Transformation happens long before anyone else sees it.
It begins within.
As I write this today, I am sitting in my dream home.
I am doing work that I love.
I wake each morning looking out of the very window I once imagined.
I am writing the articles I dreamed of writing.
I am building the life I spent years visualising.
None of it happened overnight.
None of it happened without loss.
Without uncertainty.
Without grief.
Without courage.
But I can finally say that I can teach this because I have lived it.
My yoga practice taught me that it is safe to surrender.
To let go.
To move.
To release.
To soften our grip.
To deeply exhale.
To trust.
I have carried those lessons far beyond my mat.
Yoga taught me to stop seeing fear as a stop sign.
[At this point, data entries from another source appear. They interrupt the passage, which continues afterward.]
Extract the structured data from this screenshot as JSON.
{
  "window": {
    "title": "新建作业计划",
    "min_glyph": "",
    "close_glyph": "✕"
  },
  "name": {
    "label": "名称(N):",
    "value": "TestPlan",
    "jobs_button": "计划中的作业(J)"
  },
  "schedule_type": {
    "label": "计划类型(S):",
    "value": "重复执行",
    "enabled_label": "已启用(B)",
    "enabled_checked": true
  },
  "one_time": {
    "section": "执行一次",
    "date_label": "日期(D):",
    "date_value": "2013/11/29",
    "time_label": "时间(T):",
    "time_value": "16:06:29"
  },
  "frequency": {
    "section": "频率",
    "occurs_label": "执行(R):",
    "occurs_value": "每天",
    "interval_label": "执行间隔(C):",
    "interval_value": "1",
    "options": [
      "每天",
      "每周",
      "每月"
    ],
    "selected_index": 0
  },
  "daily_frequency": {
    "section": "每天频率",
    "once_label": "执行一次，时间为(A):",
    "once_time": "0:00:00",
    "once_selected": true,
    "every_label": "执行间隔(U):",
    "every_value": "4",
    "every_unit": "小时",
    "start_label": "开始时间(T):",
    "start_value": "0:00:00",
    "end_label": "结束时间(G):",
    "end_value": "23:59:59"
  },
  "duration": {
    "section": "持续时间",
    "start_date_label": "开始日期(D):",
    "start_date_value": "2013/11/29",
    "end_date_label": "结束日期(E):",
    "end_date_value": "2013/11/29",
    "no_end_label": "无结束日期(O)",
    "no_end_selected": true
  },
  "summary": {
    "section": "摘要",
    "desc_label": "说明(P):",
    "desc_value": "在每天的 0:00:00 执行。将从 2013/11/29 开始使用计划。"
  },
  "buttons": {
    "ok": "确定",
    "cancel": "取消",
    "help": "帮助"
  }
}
Instead, I began to see it as a compass.
A gentle guide pointing me towards the very direction my soul was asking me to grow.
People sometimes ask me why I continue changing.
Why I continue learning.
Why I continue creating.
My answer is simple.
Because I was built for more.
Not more success.
Not more possessions.
But more growth.
More creativity.
More love.
More courage.
More becoming.
And I believe you were too.
Perhaps the life you long for isn't asking you to become someone different.
Perhaps it is asking you to become more fully yourself.
Whether you understand that through yoga, faith, psychology, or simply your own lived experience, the invitation is the same.
To loosen your grip on what no longer serves you.
To trust the quiet whisper within.
To have the courage to follow where your soul is gently leading you.
Because perhaps true stability was never found in standing still.
Perhaps true stability is found in having the courage to keep becoming.